No le pediría a Tang Jing que le prestara dos millones, ni que hipotecara su casa para ayudarle con los dos millones.

Para ser sinceros, solo se conocían desde hacía poco más de dos meses.

Aunque su relación fuera un poco más íntima, era solo porque parecían llevarse bien.

No hasta el punto de poder pedirse prestadas enormes sumas de dinero como si nada.

En serio… Incluso si te conoces desde hace décadas, y ese amigo siempre te ha asegurado que tus proyectos estaban bien, ¿cuánta gente podría prestarse dos millones sin preocuparse?

Después de la cena, Su Yang comió dos piezas de fruta más y tomó el metro para volver a casa.

Como resultado, Su Yang todavía estaba en el metro cuando recibió una notificación de Pequeño Deeny en su oído.

—Maestro, hay un nuevo mensaje de WeChat.

Su Yang sacó a Pequeño Deeny, lo miró, y descubrió que era una persona con la que no había contactado en mucho tiempo: Tang Dafa.

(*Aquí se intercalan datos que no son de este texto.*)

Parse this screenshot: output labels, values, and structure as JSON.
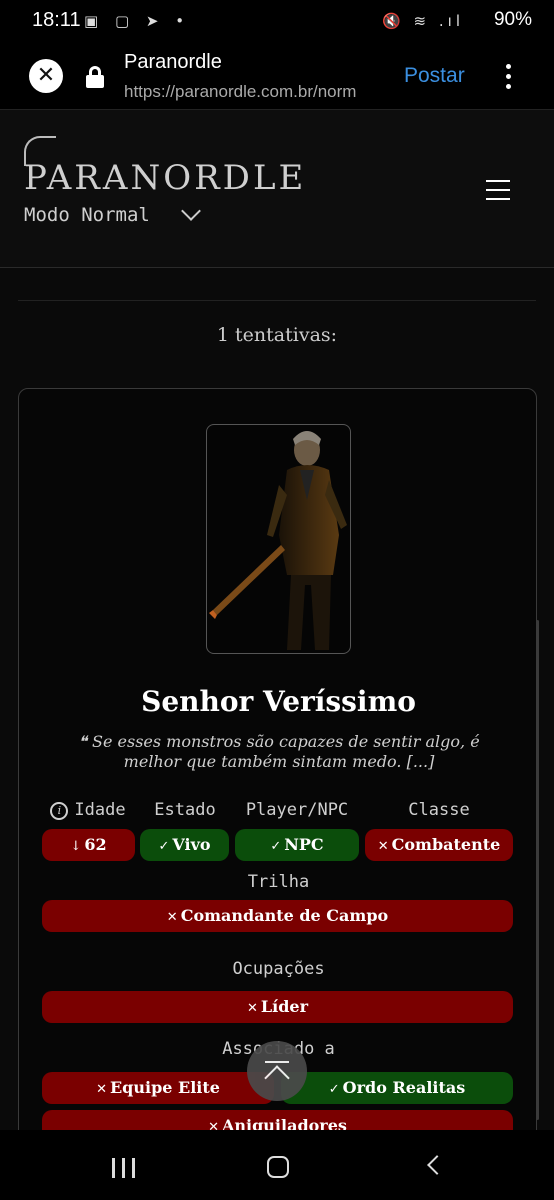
{
  "status_bar": {
    "time": "18:11",
    "battery": "90%",
    "left_icons": "▣ ▢ ➤ •",
    "right_icons": "🔇 ≋ .ıl"
  },
  "browser": {
    "title": "Paranordle",
    "url": "https://paranordle.com.br/norm",
    "action": "Postar",
    "close_glyph": "✕"
  },
  "site": {
    "logo": "PARANORDLE",
    "mode": "Modo Normal",
    "attempts": "1 tentativas:"
  },
  "card": {
    "name": "Senhor Veríssimo",
    "quote": "❝ Se esses monstros são capazes de sentir algo, é melhor que também sintam medo. [...]",
    "headers": {
      "idade": "Idade",
      "estado": "Estado",
      "tipo": "Player/NPC",
      "classe": "Classe",
      "trilha": "Trilha",
      "ocupacoes": "Ocupações",
      "associado": "Associado a"
    },
    "values": {
      "idade": {
        "mark": "↓",
        "text": "62",
        "status": "wrong"
      },
      "estado": {
        "mark": "✓",
        "text": "Vivo",
        "status": "correct"
      },
      "tipo": {
        "mark": "✓",
        "text": "NPC",
        "status": "correct"
      },
      "classe": {
        "mark": "✕",
        "text": "Combatente",
        "status": "wrong"
      },
      "trilha": {
        "mark": "✕",
        "text": "Comandante de Campo",
        "status": "wrong"
      },
      "ocupacoes": [
        {
          "mark": "✕",
          "text": "Líder",
          "status": "wrong"
        }
      ],
      "associado": [
        {
          "mark": "✕",
          "text": "Equipe Elite",
          "status": "wrong"
        },
        {
          "mark": "✓",
          "text": "Ordo Realitas",
          "status": "correct"
        },
        {
          "mark": "✕",
          "text": "Aniquiladores",
          "status": "wrong"
        }
      ]
    }
  },
  "colors": {
    "wrong": "#7a0000",
    "correct": "#0b4d0b",
    "link": "#3b8fe0"
  }
}
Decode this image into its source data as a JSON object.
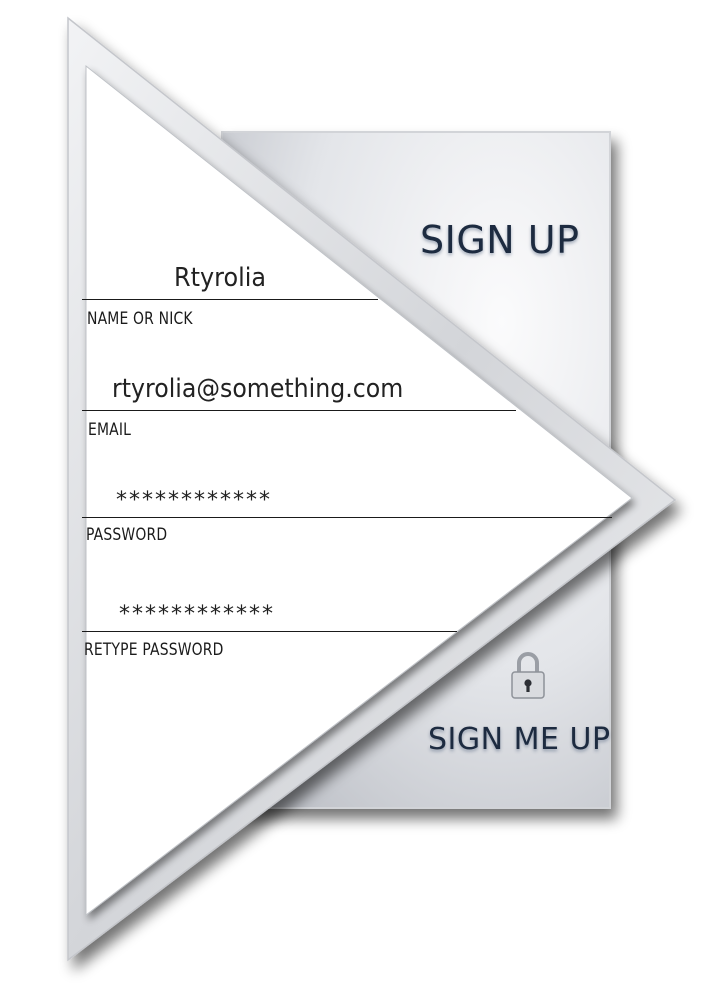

«¿El dueño de la Tienda de Oro Dafa, Tang Dafa?

¿Por qué me contactaría?».

Su Yang abrió WeChat y leyó el mensaje: «Hermano Su, ¿has tenido tiempo últimamente?

¿Te gustaría pasarte por la tienda de oro?».

«¿Eh?

¿No tiene nada mejor que hacer?».

Su Yang ignoró su mensaje y pensó para sus adentros: «Apenas nos conocemos, y estoy muy ocupado, ¿de acuerdo?».

Tan pronto como se bajó del metro, Pool también le escribió por WeChat y le preguntó si Su Yang tenía tiempo para recogerlo.

A Su Yang le pareció extraño.

«¿Recoger a Pool?

¿Qué le ha pasado?

¿Lo estaban siguiendo?».

Cuando Su Yang llegó a la tienda de té con leche, Pool ya estaba terminando su trabajo.

La nueva tienda de té con leche era un poco más grande que la original y, al decorarla, el coste de los materiales fue casi un tercio mayor.

En general, Su Yang seguía satisfecho con la compra de esta tienda.

Al ver a Su Yang, Pool lo saludó amablemente: —Maestro Su Yang.

Su Yang asintió y preguntó: —¿Por qué me pediste que viniera?

Pool respondió: —Necesito tu ayuda para mover algunas cosas al espacio virtual.

Dicho esto, le guio hacia el interior y Su Yang lo siguió.

Llegaron a la trastienda y abrieron la puerta.

Sanque estaba en medio de una transformación.

Tenía ocho manos y cada par agarraba una gran caja de espuma de poliestireno, sosteniendo cuatro grandes cajas a modo de ejercicio.

A sus pies, tres pequeños frijoles monstruo saltaban y aplaudían emocionados.